Assessing vertical accuracy of remotely sensed DEMs in different land uses

Due to the high costs of land surveying, remotely sensed digital elevation models (DEMs) are a common method used to demonstrate topographic variations of the land surface. Generally, these DEM datasets are freely accessible to engineers and researchers covering most parts of the world in different spatial resolutions. DEMs can be classified into two categories of high (small pixel size) and low (large pixel size) resolution DEMs. Several studies have addressed the vertical accuracy of different digital elevation datasets especially in countries lacking access to high quality ground-based data. Despite the widespread application of these products, vertical accuracy of these datasets in different land uses has not been addressed in Iran and most engineering studies use 1:1000 and 1:2000 topographic maps which are very expensive and time-consuming to obtain. The present study seeks to assess vertical accuracy of different resolution DEM datasets used to estimate elevation in various land uses in two Iranian provinces of Qazvin (urban, agricultural lands, garden, and forest, mountainous areas, plains, and rivers) and Mazandaran (urban, agricultural, forest/mountain, plains, and rivers). 

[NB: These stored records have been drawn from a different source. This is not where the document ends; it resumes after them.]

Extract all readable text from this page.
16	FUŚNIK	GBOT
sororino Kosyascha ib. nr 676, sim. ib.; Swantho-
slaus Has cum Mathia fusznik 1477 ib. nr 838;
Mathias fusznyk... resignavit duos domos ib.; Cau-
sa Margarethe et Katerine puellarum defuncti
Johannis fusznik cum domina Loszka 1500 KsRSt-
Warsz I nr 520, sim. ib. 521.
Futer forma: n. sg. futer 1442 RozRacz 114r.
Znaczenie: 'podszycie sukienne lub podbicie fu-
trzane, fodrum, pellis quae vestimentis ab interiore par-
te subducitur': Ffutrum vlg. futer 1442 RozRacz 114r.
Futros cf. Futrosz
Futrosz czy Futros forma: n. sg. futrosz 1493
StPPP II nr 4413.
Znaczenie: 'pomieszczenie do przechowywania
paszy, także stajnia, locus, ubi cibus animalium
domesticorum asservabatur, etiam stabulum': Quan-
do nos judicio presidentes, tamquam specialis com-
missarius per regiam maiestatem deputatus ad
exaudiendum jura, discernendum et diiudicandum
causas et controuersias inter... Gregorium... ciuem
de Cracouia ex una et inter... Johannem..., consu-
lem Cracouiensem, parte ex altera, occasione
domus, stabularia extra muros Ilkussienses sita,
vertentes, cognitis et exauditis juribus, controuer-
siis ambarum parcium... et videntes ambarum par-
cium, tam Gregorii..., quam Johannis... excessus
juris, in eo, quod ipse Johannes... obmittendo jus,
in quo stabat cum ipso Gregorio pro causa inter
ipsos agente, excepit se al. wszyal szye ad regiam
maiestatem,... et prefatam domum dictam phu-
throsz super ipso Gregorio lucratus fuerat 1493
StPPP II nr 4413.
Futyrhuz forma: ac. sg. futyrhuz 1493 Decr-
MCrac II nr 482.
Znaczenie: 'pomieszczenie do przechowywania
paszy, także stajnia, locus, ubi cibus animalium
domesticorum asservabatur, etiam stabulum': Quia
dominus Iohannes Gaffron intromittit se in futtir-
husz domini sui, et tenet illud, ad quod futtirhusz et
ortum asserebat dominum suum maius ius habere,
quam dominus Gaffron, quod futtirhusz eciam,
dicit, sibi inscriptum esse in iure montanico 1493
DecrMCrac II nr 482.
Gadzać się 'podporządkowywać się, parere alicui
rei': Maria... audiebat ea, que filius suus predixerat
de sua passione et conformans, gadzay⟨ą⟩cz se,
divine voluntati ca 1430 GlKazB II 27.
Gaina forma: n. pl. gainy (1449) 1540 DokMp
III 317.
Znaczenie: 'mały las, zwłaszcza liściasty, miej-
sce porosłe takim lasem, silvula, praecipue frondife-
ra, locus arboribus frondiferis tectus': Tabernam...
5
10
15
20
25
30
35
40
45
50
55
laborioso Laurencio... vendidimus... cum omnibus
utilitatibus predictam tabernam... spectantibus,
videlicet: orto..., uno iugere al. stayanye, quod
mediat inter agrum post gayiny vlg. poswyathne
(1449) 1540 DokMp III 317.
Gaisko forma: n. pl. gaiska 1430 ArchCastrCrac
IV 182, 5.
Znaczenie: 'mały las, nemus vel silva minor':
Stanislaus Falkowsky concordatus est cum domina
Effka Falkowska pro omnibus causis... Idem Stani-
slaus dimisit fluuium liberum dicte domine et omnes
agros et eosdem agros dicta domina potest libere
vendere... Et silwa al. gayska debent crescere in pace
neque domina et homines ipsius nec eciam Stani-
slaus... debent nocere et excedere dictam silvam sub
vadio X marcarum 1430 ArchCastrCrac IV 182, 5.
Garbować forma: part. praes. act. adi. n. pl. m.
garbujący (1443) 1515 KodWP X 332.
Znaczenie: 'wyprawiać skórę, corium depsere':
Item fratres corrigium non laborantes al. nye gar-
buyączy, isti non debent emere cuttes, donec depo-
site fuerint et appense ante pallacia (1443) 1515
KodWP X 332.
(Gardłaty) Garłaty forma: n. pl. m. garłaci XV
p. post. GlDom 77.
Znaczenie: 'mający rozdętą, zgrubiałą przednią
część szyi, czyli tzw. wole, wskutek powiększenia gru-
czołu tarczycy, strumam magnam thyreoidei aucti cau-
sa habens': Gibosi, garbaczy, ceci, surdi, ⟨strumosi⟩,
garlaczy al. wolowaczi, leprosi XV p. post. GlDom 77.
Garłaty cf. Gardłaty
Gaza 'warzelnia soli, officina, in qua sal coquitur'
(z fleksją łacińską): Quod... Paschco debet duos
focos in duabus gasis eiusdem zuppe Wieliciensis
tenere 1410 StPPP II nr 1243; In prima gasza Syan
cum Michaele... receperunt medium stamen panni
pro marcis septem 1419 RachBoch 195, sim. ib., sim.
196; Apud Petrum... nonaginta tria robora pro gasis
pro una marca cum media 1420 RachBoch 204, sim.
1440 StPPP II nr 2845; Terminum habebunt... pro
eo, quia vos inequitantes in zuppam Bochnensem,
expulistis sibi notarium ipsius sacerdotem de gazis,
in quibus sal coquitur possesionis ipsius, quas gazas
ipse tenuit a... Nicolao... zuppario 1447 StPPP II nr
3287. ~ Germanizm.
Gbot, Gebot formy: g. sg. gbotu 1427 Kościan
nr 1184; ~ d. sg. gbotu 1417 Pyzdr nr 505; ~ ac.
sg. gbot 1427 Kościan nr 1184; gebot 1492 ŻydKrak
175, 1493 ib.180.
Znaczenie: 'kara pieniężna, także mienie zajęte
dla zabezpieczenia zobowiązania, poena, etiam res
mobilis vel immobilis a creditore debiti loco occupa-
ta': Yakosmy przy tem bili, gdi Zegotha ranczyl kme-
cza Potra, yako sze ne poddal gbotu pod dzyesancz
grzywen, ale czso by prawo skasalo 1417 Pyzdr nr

ASTER and SRTM DEMs with a resolution of 30-meter and SRTM DEM with a resolution of 90 m resolution were collected in the present study to investigate their vertical accuracy in various land uses of Qazvin and Mazandaran provinces. Several topographic maps and GPS based datasets of the study areas were also investigated for a better assessment of these DEM datasets. Finally, common statistical measures such as standard deviation (SD), mean absolute difference (MAD) and root mean square error (RMSE) were used to compare remotely sensed DEMs with ground-based observations. 

Findings indicated that 30m SRTM DEMs showed a better agreement with ground-based observations in both study areas. RMSE of this dataset in Qazvin and Mazandaran provinces equaled 3.8m and 5.8 m, respectively. Results also indicated that in 30m SRTM DEM, 87% of points in Qazvin and 79.7% of points in Mazandaran provinces showed a lower than 5m mean absolute difference (MAD), while in the case of 30m ASTER DEM 79% of points in Qazvin and 53% of points in Mazandaran showed a lower than 5m mean absolute difference (MAD). For 90m STRM DEM, around 29% of points in Qazvin and 74% of points in Mazandaran showed a lower than 5m mean absolute difference (MAD). Although 90m SRTM DEM did not work efficiently in Qazvin province, its result in Mazandaran province was almost as efficient as 30m SRTM dataset. Assessing the vertical accuracy of different elevation datasets in different land uses indicated that 30m SRTM showed an acceptable result in most land uses except for mountainous areas and forests. This was mainly due to forest canopies blocking the radio waves penetrating such areas and low density of points generated by STRM sensors. Moreover, 30m ASTER did not show an acceptable result in most land uses except for plains in Qazvin along with urban and agricultural land uses in Mazandaran. Despite having a lower resolution, 90m SRTM worked better than 30m ASTER. However, 90m SRTM showed considerable errors in mountainous, urban and forest land uses, and therefore it shall not be used in such areas. 

Results indicated that 30m STRM DEM is a valuable resource which makes elevation estimation for areas lacking ground-based information possible. Moreover, the type of land cover has a significant effect on the vertical accuracy of elevation datasets and thus, increased vegetation results in decreased accuracy of DEM datasets. Therefore depending on the land cover type in the study area, ground control points can be used along with remotely sensed DEMs to decrease errors.